Slurm GRES plugin supporting Generic Resource allocation?

Describe the issue; be as descriptive as possible, you can include things like:
• What was the expected behavior:

Allow for Generic Resource allocation through Slurm of Habana NPUs.

I.e.

#SBATCH --gres=npu:{hl200|hl202|hl205|hl225h}:X # Where X is number of NPUs

• What is the observed result:

Currently, there is no support for Slurm Generic Resource for Habana Gaudi NPUs.
Would it be nice to know if anyone is working on it at Intel Habana Labs?
We are willing to beta test. Currently running Slurm 21.08.8.

• Is the issue consistently reproducible?

NA

• If you are using AWS DL1 instance, please report the AMI name that you are using

NA

What is the Details of the Environment

  • Docker or not docker

Both

  • Build from source or binary distribution

NA

  • OS version: uname -a
    root@h001:~# uname -ar
    Linux h001 5.15.0-86-generic #96-Ubuntu SMP Wed Sep 20 08:23:49 UTC 2023 x86_64 x86_64 x86_64 GNU/Linux
    root@h001:~# lsb_release -a
    No LSB modules are available.
    Distributor ID: Ubuntu
    Description: Ubuntu 22.04.3 LTS
    Release: 22.04
    Codename: jammy

  • Software versions: (dpkg -l | grep habanalabs)

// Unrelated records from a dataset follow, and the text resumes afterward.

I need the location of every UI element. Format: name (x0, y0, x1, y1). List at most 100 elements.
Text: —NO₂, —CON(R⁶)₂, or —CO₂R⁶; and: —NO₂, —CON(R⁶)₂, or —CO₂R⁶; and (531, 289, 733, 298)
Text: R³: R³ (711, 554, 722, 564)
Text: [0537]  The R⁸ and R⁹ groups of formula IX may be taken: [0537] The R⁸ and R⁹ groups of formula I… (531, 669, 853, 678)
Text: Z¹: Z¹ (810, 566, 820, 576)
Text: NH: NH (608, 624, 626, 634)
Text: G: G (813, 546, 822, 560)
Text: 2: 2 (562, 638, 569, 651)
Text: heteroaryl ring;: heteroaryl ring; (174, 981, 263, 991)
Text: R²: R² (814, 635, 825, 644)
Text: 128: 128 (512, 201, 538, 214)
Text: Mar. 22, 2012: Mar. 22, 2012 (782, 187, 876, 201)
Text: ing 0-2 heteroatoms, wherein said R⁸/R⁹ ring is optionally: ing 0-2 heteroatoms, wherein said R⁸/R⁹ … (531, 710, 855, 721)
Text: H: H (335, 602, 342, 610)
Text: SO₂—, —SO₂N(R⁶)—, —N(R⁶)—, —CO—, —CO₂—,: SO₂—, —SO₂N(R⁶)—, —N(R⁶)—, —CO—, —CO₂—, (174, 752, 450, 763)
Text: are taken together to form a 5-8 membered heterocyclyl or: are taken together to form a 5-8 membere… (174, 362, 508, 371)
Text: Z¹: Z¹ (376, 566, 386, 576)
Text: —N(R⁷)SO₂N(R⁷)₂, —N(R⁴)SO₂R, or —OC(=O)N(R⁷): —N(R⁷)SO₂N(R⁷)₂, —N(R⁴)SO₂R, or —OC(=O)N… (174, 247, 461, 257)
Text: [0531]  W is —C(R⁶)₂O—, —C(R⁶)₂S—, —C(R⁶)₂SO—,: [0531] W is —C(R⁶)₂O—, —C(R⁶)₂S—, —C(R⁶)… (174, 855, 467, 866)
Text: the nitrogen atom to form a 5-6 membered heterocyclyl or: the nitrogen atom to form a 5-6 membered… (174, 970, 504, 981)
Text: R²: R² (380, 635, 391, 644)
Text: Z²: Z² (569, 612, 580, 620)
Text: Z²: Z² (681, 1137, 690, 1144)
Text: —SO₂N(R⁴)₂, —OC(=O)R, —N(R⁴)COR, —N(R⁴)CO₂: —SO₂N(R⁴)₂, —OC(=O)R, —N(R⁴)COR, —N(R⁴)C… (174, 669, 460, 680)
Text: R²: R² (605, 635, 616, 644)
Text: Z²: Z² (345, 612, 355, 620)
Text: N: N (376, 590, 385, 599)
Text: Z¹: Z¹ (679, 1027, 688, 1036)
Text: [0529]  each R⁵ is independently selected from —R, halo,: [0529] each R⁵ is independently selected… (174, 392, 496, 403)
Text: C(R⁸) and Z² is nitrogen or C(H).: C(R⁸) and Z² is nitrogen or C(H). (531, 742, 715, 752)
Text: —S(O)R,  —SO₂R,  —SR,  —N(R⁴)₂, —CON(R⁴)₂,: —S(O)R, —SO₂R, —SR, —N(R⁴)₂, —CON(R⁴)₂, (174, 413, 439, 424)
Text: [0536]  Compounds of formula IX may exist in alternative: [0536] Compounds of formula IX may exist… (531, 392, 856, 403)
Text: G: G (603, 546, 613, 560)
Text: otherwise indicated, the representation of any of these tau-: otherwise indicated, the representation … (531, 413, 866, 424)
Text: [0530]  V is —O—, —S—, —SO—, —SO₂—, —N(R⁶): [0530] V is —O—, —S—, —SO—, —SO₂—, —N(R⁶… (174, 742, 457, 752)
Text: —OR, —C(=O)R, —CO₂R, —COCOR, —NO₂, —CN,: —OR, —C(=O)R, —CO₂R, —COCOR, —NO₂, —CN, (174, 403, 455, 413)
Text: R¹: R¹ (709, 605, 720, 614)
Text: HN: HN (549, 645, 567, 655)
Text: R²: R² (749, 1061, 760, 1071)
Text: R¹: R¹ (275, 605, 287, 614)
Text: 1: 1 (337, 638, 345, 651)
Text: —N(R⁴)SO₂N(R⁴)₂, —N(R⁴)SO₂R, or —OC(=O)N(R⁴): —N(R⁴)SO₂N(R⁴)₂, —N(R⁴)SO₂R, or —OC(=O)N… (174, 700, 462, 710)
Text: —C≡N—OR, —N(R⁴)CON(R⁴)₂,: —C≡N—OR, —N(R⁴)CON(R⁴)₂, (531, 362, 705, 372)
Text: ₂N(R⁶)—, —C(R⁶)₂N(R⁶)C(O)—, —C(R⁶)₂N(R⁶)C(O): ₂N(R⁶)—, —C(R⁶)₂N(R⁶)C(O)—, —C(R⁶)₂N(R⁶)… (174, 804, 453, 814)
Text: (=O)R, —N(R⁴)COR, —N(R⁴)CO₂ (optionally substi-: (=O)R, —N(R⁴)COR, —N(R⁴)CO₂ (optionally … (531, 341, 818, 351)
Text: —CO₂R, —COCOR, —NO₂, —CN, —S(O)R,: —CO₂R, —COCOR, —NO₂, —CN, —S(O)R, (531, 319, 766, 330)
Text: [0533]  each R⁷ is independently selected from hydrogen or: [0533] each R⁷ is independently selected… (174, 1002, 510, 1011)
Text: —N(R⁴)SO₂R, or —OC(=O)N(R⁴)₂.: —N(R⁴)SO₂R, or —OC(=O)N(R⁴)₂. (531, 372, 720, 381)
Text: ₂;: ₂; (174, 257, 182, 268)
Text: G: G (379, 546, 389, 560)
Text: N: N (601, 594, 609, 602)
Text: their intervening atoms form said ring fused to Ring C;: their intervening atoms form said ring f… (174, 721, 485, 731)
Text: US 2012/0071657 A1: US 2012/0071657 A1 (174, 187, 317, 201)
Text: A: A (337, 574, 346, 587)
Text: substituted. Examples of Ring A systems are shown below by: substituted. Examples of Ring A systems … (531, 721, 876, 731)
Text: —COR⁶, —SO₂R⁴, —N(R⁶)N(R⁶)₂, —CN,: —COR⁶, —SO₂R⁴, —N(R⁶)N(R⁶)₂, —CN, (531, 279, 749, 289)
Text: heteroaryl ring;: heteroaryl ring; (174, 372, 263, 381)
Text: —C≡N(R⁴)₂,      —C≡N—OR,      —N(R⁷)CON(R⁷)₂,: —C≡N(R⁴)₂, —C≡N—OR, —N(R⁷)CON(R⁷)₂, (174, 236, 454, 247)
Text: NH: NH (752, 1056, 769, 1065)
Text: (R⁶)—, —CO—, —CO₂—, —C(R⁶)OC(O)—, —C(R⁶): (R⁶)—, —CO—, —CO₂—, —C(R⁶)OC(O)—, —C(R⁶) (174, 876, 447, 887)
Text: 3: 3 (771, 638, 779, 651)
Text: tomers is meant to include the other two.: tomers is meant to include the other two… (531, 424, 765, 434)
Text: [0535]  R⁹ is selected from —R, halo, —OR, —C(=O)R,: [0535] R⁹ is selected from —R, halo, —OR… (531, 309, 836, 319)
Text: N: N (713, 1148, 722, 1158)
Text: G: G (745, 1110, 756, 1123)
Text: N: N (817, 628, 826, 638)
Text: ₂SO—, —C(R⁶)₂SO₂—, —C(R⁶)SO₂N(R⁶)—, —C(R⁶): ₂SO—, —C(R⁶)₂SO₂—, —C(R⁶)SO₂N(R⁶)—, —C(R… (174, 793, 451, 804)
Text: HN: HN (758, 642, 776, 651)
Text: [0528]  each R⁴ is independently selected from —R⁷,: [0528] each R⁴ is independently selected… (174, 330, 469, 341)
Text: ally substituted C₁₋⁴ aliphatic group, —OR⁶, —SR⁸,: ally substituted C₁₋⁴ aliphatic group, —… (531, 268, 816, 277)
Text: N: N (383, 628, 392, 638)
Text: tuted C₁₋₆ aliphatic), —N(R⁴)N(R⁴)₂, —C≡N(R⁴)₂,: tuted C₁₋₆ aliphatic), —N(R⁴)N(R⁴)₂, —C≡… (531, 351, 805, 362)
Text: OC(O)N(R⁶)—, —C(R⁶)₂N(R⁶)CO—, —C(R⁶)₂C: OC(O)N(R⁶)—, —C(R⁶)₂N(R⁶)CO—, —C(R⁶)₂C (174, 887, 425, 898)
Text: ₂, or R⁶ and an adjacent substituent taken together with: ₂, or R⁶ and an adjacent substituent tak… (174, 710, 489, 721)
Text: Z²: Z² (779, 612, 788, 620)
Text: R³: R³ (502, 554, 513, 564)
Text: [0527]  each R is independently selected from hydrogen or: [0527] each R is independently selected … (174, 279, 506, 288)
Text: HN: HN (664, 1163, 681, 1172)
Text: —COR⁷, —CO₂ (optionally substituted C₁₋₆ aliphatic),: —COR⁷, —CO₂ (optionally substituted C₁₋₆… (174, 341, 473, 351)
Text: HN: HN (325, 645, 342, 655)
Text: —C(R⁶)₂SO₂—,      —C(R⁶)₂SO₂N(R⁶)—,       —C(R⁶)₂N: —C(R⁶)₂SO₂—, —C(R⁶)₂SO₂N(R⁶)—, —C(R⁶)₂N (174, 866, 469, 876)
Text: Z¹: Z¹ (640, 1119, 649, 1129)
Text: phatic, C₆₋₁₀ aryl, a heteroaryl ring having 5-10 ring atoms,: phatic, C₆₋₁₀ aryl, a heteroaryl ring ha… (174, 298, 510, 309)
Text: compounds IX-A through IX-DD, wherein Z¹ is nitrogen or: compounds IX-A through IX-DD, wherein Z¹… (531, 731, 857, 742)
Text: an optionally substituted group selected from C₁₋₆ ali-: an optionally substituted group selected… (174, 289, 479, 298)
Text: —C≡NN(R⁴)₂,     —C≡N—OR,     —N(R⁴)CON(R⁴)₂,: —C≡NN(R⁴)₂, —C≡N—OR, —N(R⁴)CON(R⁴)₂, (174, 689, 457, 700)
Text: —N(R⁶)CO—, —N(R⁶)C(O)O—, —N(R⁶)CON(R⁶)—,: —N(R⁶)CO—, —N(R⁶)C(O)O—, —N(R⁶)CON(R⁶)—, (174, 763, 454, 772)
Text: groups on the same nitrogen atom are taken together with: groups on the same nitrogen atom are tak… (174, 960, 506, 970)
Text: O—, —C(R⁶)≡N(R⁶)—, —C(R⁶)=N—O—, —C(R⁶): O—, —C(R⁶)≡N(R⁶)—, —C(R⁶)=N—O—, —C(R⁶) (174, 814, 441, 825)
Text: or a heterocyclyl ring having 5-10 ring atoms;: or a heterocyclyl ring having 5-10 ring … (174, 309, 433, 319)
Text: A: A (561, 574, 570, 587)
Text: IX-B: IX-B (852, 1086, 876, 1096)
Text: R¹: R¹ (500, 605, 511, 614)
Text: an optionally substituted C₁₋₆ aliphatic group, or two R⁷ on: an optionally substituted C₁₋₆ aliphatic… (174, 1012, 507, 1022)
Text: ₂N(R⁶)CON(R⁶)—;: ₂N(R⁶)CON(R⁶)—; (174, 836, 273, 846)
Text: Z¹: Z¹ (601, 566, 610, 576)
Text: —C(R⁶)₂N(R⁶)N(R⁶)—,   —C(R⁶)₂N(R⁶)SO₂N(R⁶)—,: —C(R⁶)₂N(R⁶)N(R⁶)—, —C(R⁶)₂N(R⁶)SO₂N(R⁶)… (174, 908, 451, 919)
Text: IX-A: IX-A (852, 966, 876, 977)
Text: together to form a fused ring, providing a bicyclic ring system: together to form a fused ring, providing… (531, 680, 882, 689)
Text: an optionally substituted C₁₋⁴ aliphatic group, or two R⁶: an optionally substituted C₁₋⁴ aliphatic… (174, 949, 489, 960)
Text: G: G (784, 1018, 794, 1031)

root@h001:~# dpkg -l |grep -i habanalabs
ii habanalabs-container-runtime 1.12.0-480 amd64 Habana Labs container runtime. Provides a modified version of runc allowing users to run GPU enabled containers.
ii habanalabs-dkms 1.12.0-480 all habanalabs driver in DKMS format.
ii habanalabs-firmware 1.12.0-480 amd64 Firmware package for Habana Labs processing accelerators
ii habanalabs-firmware-tools 1.12.0-480 amd64 Habanalabs firmware tools package
ii habanalabs-graph 1.12.0-480 amd64 habanalabs graph compiler
ii habanalabs-qual 1.12.0-480 amd64 This package contains Habanalabs qualification package. It designed to assist server vendors to qualify their Goya based server on the production line.
ii habanalabs-rdma-core 1.12.0-480 all Habana Labs rdma-core components.
ii habanalabs-thunk 1.12.0-480 all habanalabs thunk

  • Python versions used: python –version

Default is
root@h001:~# /usr/bin/python3 -V
Python 3.10.12

But I install all in order to allow for any virtual env.

root@h001:~# which python python2 python3 python3.8 python3.9 python3.10 python3.11 python3.12
/usr/bin/python
/usr/bin/python3
/usr/bin/python3.8
/usr/bin/python3.9
/usr/bin/python3.10
/usr/bin/python3.11
/usr/bin/python3.12

  • Please attach the dmesg dump, dmesg.log: dmesg > dmesg.log

NA

If Bare Metal, please share the current Habana release version and Firmware version by running this command: sudo hl-smi -q

[7] AIP (accel7) 0000:33:00.0
	Product Name			: HL-205
	Model Number			: F08GL0AI2007A
	Serial Number			: AL110XxxxXXX
	Module status			: Operational
	Module ID			: 1
	PCB Assembly Version		: V1A
	PCB Version			: R0F
	HL Revision			: 4
	AIP UUID			: 00P1-HL2000A1-14-P64X00-12-04-07
	AIP Status			: Production Level
	Firmware [FIT] Version		: Linux OAM[1] gaudi 5.10.18-hl-gaudi-1.2.3-fw-32.6.6-sec-4 #1 SMP PREEMPT Wed Jan 4 20:45:04 IST 2023 aarch64 GNU/Linux
	Firmware [SPI] Version		: BTL version 81608d8d,Preboot version hl-gaudi-1.1.0-fw-32.3.5-sec-4 (Oct 05 2021 - 15:13:16)
	Firmware [UBOOT] Version	: U-Boot 2021.04-hl-gaudi-1.2.3-fw-32.6.6-sec-4 (Jan 04 2023 - 20:43:58 +0200) build#: 6981
	Firmware [OS] Version		: N/A
	CPLD Version			: 0x00000018

–ToreL

I am not sure if we support slurm/slurm-21.08.8

We have slurm solution now,

  1. check out slurm/habana-test at master htang2012/slurm ,
  2. follow the instructions under slurm/habana-test/
  • $make build-debian-package
  • $make install-debian-package
  • For single card test: $make test-single-card
  • For 8 card tests: $make test-8-cards

Both Slurm (Slurm Workload Manager - Quick Start Administrator Guide ) and Habana currently support RPM builds that are compatible with RHEL8/9. You can find detailed instructions on setting this up here: Habana RPM Build Instructions.